Hadley slides the paper across the table.

I don't need to look at it.

I know what it is.

Crash.

“You wrote that,” she says. “You put that on my door.” She finally lifts her eyes to mine and it takes all of my concentration not to look away. Because she's looking at me like I'm a stranger.

I've seen this look before.

I try to push back the memory of that day in April, but it comes bubbling up anyway. Jason St. Clair calling Mom, every ounce of color sucked from her face, his tense voice on the other end of the phone. Mom's eyes landed on me and they went completely dark—dead.

I can't believe you did that, Sam. I can't believe you did that to me, to that family.

Neither one of my parents ever looked at me the same again. Neither one of them bothered to contemplate why a kid would do such a thing. They never even
asked.

Hadley doesn't ask why either. She doesn't even look at me for more than a few seconds before her eyes float away from me.

I want to shake her. I want to ask how the hell she found out, to explain, to deny it, to take her hands in mine and tell her that none of this matters, none of this is about
us.

But I don't. I just sit there, watching her not looking at me, her hands trembling. I try to clear the crud from my mind, try to figure out the right thing to say, but there's nothing. Nothing but the ugly truth that I'm not who she thought I was.

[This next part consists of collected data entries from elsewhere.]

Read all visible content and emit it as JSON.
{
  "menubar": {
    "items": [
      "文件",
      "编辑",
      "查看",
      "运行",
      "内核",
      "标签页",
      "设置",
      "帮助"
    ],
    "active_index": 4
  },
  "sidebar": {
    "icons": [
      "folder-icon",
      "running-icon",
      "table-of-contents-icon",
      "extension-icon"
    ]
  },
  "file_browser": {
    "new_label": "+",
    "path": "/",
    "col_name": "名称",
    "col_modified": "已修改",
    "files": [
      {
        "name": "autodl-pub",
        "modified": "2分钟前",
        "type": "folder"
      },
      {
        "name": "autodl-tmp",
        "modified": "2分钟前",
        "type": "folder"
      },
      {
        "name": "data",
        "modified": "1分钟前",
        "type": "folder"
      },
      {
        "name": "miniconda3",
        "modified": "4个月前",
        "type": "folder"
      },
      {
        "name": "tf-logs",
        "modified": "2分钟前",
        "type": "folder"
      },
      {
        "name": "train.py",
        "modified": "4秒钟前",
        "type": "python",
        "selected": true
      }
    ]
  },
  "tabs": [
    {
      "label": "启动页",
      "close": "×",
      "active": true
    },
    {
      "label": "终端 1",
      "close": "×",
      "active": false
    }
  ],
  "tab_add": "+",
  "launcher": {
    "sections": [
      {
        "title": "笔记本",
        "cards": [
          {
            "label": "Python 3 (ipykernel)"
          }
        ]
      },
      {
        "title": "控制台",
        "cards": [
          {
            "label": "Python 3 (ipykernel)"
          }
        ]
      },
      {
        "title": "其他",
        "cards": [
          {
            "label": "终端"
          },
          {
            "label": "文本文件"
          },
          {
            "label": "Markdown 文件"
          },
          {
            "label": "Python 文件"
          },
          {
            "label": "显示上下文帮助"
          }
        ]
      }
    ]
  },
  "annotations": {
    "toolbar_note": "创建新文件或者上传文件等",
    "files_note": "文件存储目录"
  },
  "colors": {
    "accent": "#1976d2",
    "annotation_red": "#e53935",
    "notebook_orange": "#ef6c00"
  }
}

She slides the note back toward her with two fingers and crushes it into her hand. Then she gets up and leaves without saying anything, without ever really looking at me, and I'm left with a mouthful of words that wouldn't have made a difference anyway.

Chapter Twenty-eight
Hadley

He stays inside the shop for almost an hour. He just sits there, staring into space, alternating between dropping his head in his hands and resting his chin in his palm, fingers picking at the scruff on his cheek. When he finally comes out, I edge down a little in the front seat of my car, torn between wanting to disappear and wanting him to see me so he'll know how much I hate him and love him and every blurry shade of gray in between.

But he doesn't look up.

He hovers on the sidewalk for a few seconds, holds the door open for a mother with twins strapped into a double stroller, picks up a yellow leaf, and runs his thumb over its smooth veins.

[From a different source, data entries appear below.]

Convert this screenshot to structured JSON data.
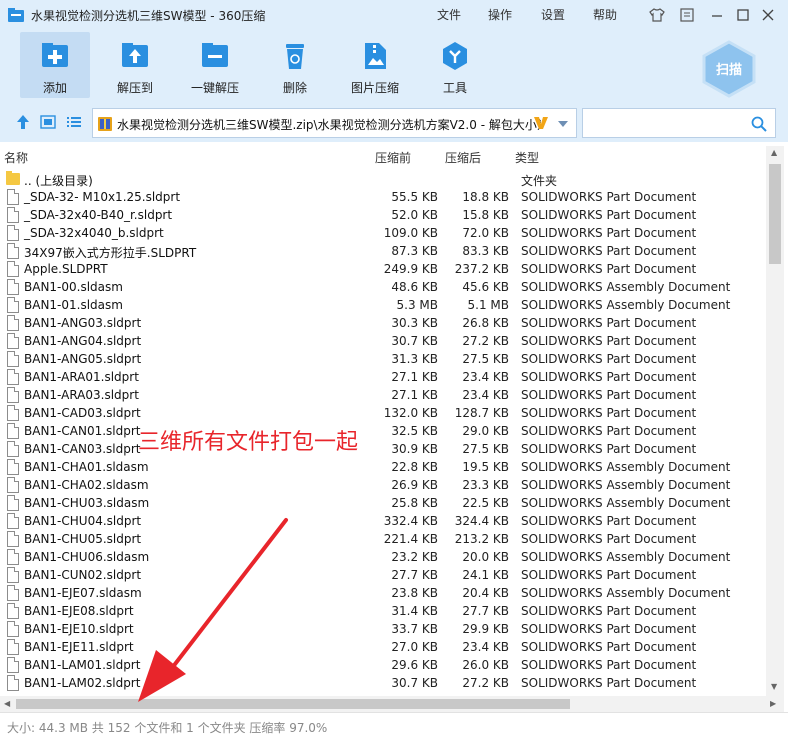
{
  "window": {
    "title": "水果视觉检测分选机三维SW模型 - 360压缩",
    "menu": [
      "文件",
      "操作",
      "设置",
      "帮助"
    ]
  },
  "toolbar": {
    "add": "添加",
    "extract_to": "解压到",
    "one_click_extract": "一键解压",
    "delete": "删除",
    "image_compress": "图片压缩",
    "tools": "工具",
    "scan": "扫描"
  },
  "address": {
    "path": "水果视觉检测分选机三维SW模型.zip\\水果视觉检测分选机方案V2.0 - 解包大小为"
  },
  "columns": {
    "name": "名称",
    "size": "压缩前",
    "packed": "压缩后",
    "type": "类型"
  },
  "rows": [
    {
      "name": ".. (上级目录)",
      "size": "",
      "packed": "",
      "type": "文件夹",
      "folder": true
    },
    {
      "name": "_SDA-32-  M10x1.25.sldprt",
      "size": "55.5 KB",
      "packed": "18.8 KB",
      "type": "SOLIDWORKS Part Document"
    },
    {
      "name": "_SDA-32x40-B40_r.sldprt",
      "size": "52.0 KB",
      "packed": "15.8 KB",
      "type": "SOLIDWORKS Part Document"
    },
    {
      "name": "_SDA-32x4040_b.sldprt",
      "size": "109.0 KB",
      "packed": "72.0 KB",
      "type": "SOLIDWORKS Part Document"
    },
    {
      "name": "34X97嵌入式方形拉手.SLDPRT",
      "size": "87.3 KB",
      "packed": "83.3 KB",
      "type": "SOLIDWORKS Part Document"
    },
    {
      "name": "Apple.SLDPRT",
      "size": "249.9 KB",
      "packed": "237.2 KB",
      "type": "SOLIDWORKS Part Document"
    },
    {
      "name": "BAN1-00.sldasm",
      "size": "48.6 KB",
      "packed": "45.6 KB",
      "type": "SOLIDWORKS Assembly Document"
    },
    {
      "name": "BAN1-01.sldasm",
      "size": "5.3 MB",
      "packed": "5.1 MB",
      "type": "SOLIDWORKS Assembly Document"
    },
    {
      "name": "BAN1-ANG03.sldprt",
      "size": "30.3 KB",
      "packed": "26.8 KB",
      "type": "SOLIDWORKS Part Document"
    },
    {
      "name": "BAN1-ANG04.sldprt",
      "size": "30.7 KB",
      "packed": "27.2 KB",
      "type": "SOLIDWORKS Part Document"
    },
    {
      "name": "BAN1-ANG05.sldprt",
      "size": "31.3 KB",
      "packed": "27.5 KB",
      "type": "SOLIDWORKS Part Document"
    },
    {
      "name": "BAN1-ARA01.sldprt",
      "size": "27.1 KB",
      "packed": "23.4 KB",
      "type": "SOLIDWORKS Part Document"
    },
    {
      "name": "BAN1-ARA03.sldprt",
      "size": "27.1 KB",
      "packed": "23.4 KB",
      "type": "SOLIDWORKS Part Document"
    },
    {
      "name": "BAN1-CAD03.sldprt",
      "size": "132.0 KB",
      "packed": "128.7 KB",
      "type": "SOLIDWORKS Part Document"
    },
    {
      "name": "BAN1-CAN01.sldprt",
      "size": "32.5 KB",
      "packed": "29.0 KB",
      "type": "SOLIDWORKS Part Document"
    },
    {
      "name": "BAN1-CAN03.sldprt",
      "size": "30.9 KB",
      "packed": "27.5 KB",
      "type": "SOLIDWORKS Part Document"
    },
    {
      "name": "BAN1-CHA01.sldasm",
      "size": "22.8 KB",
      "packed": "19.5 KB",
      "type": "SOLIDWORKS Assembly Document"
    },
    {
      "name": "BAN1-CHA02.sldasm",
      "size": "26.9 KB",
      "packed": "23.3 KB",
      "type": "SOLIDWORKS Assembly Document"
    },
    {
      "name": "BAN1-CHU03.sldasm",
      "size": "25.8 KB",
      "packed": "22.5 KB",
      "type": "SOLIDWORKS Assembly Document"
    },
    {
      "name": "BAN1-CHU04.sldprt",
      "size": "332.4 KB",
      "packed": "324.4 KB",
      "type": "SOLIDWORKS Part Document"
    },
    {
      "name": "BAN1-CHU05.sldprt",
      "size": "221.4 KB",
      "packed": "213.2 KB",
      "type": "SOLIDWORKS Part Document"
    },
    {
      "name": "BAN1-CHU06.sldasm",
      "size": "23.2 KB",
      "packed": "20.0 KB",
      "type": "SOLIDWORKS Assembly Document"
    },
    {
      "name": "BAN1-CUN02.sldprt",
      "size": "27.7 KB",
      "packed": "24.1 KB",
      "type": "SOLIDWORKS Part Document"
    },
    {
      "name": "BAN1-EJE07.sldasm",
      "size": "23.8 KB",
      "packed": "20.4 KB",
      "type": "SOLIDWORKS Assembly Document"
    },
    {
      "name": "BAN1-EJE08.sldprt",
      "size": "31.4 KB",
      "packed": "27.7 KB",
      "type": "SOLIDWORKS Part Document"
    },
    {
      "name": "BAN1-EJE10.sldprt",
      "size": "33.7 KB",
      "packed": "29.9 KB",
      "type": "SOLIDWORKS Part Document"
    },
    {
      "name": "BAN1-EJE11.sldprt",
      "size": "27.0 KB",
      "packed": "23.4 KB",
      "type": "SOLIDWORKS Part Document"
    },
    {
      "name": "BAN1-LAM01.sldprt",
      "size": "29.6 KB",
      "packed": "26.0 KB",
      "type": "SOLIDWORKS Part Document"
    },
    {
      "name": "BAN1-LAM02.sldprt",
      "size": "30.7 KB",
      "packed": "27.2 KB",
      "type": "SOLIDWORKS Part Document"
    }
  ],
  "status": {
    "text": "大小: 44.3 MB 共 152 个文件和 1 个文件夹 压缩率 97.0%"
  },
  "annotation": {
    "text": "三维所有文件打包一起",
    "color": "#e8252b"
  },
  "colors": {
    "chrome": "#dfeefb",
    "icon_blue": "#2a8fe0"
  }
}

The leaf flutters to the ground and he makes his way to his car. When his back is to me, I finally release the sob I've been holding in since last night. I imagine all those tears covering me in a protective sheath that nothing will ever break through again.

 

The next morning, the smell of pancakes and sizzling bacon lures me from the mountain of warm blankets under which I've been hiding with Jinx. Last night, I didn't offer an explanation about why I refused dinner, and my parents didn't ask. It appears as though the obligatory family meal is now more of a recommendation. I used to hate those dinners, but as I had lain in bed, listening to my parents' even voices filtering up through the floorboards, I felt that kind of sadness you can't explain—a weird sort of déjà vu, homesickness for another life you can't even remember.

Now I shuffle into the kitchen, familiar scents and sounds wrapping around me. Every Sunday used to start like this—eggs and bacon and pancakes, Dad at the stove armed with a spatula and homemade batter. A St. Clair tradition that died an abrupt death, along with everything else, when news of Dad's affair made its ugly appearance.

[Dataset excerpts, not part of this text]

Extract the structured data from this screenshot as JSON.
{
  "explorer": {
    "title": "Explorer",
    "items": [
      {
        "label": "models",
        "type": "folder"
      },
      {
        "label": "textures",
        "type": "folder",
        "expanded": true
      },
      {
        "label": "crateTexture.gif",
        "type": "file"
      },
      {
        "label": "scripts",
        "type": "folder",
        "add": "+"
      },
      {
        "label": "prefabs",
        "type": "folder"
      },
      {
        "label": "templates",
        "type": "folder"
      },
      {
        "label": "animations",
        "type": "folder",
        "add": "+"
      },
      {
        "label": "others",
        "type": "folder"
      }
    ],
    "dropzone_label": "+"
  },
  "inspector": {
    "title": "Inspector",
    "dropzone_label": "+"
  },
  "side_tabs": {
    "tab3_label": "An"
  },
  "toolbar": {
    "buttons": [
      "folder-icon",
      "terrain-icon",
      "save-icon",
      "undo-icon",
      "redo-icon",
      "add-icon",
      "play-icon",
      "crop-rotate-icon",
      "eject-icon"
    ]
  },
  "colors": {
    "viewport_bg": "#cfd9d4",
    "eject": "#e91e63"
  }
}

Which is why I freeze in the doorway of the kitchen. It's not exactly the same. Mom's not here, but Dad has succeeded in destroying the kitchen with all of his previous fervor. He hovers over the stove, humming a song I can't place while he flips silver dollar pancakes onto plates already loaded with bacon and scrambled eggs.

“Dad?”

He whirls, batter-soaked spatula in hand. “Hadley. I'm sorry, did I wake you?”

“No.”

“Good.” He removes the last of the pancakes and flips off the gas stove. “Your mother should be down soon. I thought I'd make us all breakfast.”

“No, thanks. I'll just . . . cereal. I came down for cereal.”

“Oh. All right, then.” He gives me a weak smile, trying to cover up his obvious disappointment, before filling two mugs with coffee.